La petite histoire raconte qu’un grand avocat de la ville des Gonaïves a failli d’être étouffer dans une armoire car le mari de la femme dont il avait une aventure amoureuse apparut soudainement à la maison.
Ti Ciga avait offert un chèque de vingt cinq mille gourdes aux élèves du CIC comme donation. Quand on lui a posé la question pourquoi, il avait donné une telle somme. Ti Ciga a répondu, je suis un ancien élève du College.
Un ancien inspecteur urbaniste qui croyait pouvoir s’exprimer en espagnol ajoute la lettre a à tous les mots français ou créoles qu’il utilise. Il avait plein pouvoir dans la région et même croyait en avoir sur la langue espagnole. Meta la filla a la clasa (mettre la fille dans la classe)
Marceau Michel, militaire et pilote, s’amusait à faire des acrobaties dans le ciel de la ville des Gonaïves quand il était en mission spéciale.

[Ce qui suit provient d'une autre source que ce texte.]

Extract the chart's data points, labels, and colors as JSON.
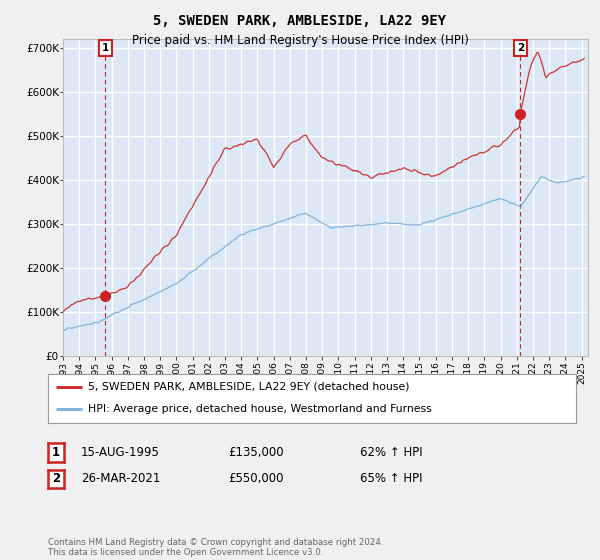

A cette époque la, les gens disaient Ti Marceau nan lè-a
A l’époque carnavalesque aux Gonaïves, on rapporte que Claude Forbin et sa femme étaient obligés de tenir en secret les consignes de la Branche Aimable et de St Rose. On prétend que le couple n’était pas en bonne harmonie à chaque periode carnavalesque. Claude était un membre supporteur de la Branche Aimable tandis que sa femnme supportait le groupe carnavalesque St Rose.